Lung cancer is the leading cause of cancer death globally. Each year, 1.59 million people die as a result of the disease, which means more than 4,350 deaths worldwide every day. Lung cancer can be broadly divided into two major types, NSCLC and small cell lung cancer. NSCLC is the most prevalent type, accounting for around 85% of all cases.

Atezolizumab is an investigational monoclonal antibody designed to interfere with a protein called PD-L1. Atezolizumab is designed to target PD-L1 expressed on tumour cells and tumour-infiltrating immune cells, preventing it from binding to PD-1 and B7.1 on the surface of T cells. By inhibiting PD-L1, atezolizumab may enable the activation of T cells.
All studies of atezolizumab include the evaluation of an investigational IHC test that uses the antibody SP142 to measure PD-L1 expression on both tumour cells and infiltrating immune cells. The goal of PD-L1 as a biomarker is to identify those people most likely to benefit when treated with atezolizumab alone, and to determine which people may benefit most from a combination of atezolizumab and another medicine. There are 11 ongoing or planned Phase III studies of atezolizumab across certain kinds of lung, kidney, breast and bladder cancer.

BIRCH is an open-label, multicentre, single-arm Phase II study that evaluated the safety and efficacy of atezolizumab in 667 people with locally advanced or metastatic NSCLC whose disease expressed PD-L1. PD-L1 expression was assessed on both tumour cells (TC) and tumour-infiltrating immune cells (IC) with an investigational immunohistochemistry test (IHC) being developed by Roche Diagnostics.
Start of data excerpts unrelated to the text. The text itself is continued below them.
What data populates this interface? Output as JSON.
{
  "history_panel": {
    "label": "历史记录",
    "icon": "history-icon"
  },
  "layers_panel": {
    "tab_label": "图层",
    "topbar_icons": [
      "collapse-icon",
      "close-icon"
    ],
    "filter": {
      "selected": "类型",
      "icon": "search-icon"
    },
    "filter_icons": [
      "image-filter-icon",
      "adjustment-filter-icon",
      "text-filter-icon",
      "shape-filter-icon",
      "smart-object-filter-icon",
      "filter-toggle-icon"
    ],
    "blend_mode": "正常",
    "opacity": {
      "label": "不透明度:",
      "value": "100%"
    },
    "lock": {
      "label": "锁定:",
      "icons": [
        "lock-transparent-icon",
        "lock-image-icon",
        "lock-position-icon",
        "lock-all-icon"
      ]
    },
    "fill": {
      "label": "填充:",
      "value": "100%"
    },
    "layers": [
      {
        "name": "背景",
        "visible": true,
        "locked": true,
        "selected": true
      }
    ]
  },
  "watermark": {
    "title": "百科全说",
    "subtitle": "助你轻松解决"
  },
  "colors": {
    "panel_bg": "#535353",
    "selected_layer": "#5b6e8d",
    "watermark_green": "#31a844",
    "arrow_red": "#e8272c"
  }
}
Eligibility criteria included people whose tumours were determined to express PD-L1 with an IHC score of TC2/3 or IC2/3. People in the study received a 1200-milligram intravenous dose of atezolizumab every 3 weeks. The primary endpoint of the study was ORR. Secondary endpoints included duration of response (DoR), overall survival (OS), progression-free survival (PFS) and safety.

Earlier this year, the FDA granted atezolizumab a Breakthrough Therapy Designation for the treatment of people whose NSCLC expresses PD-L1 and who progressed during or after standard treatments (e.g. platinum-based chemotherapy and appropriate targeted therapy for EGFR mutation-positive or ALK-positive disease). This designation is designed to expedite the development and review of medicines intended to treat serious diseases. Roche have seven Phase III studies evaluating atezolizumab alone or in combination with other medicines as a potential new treatment for people with early and advanced stages of lung cancer.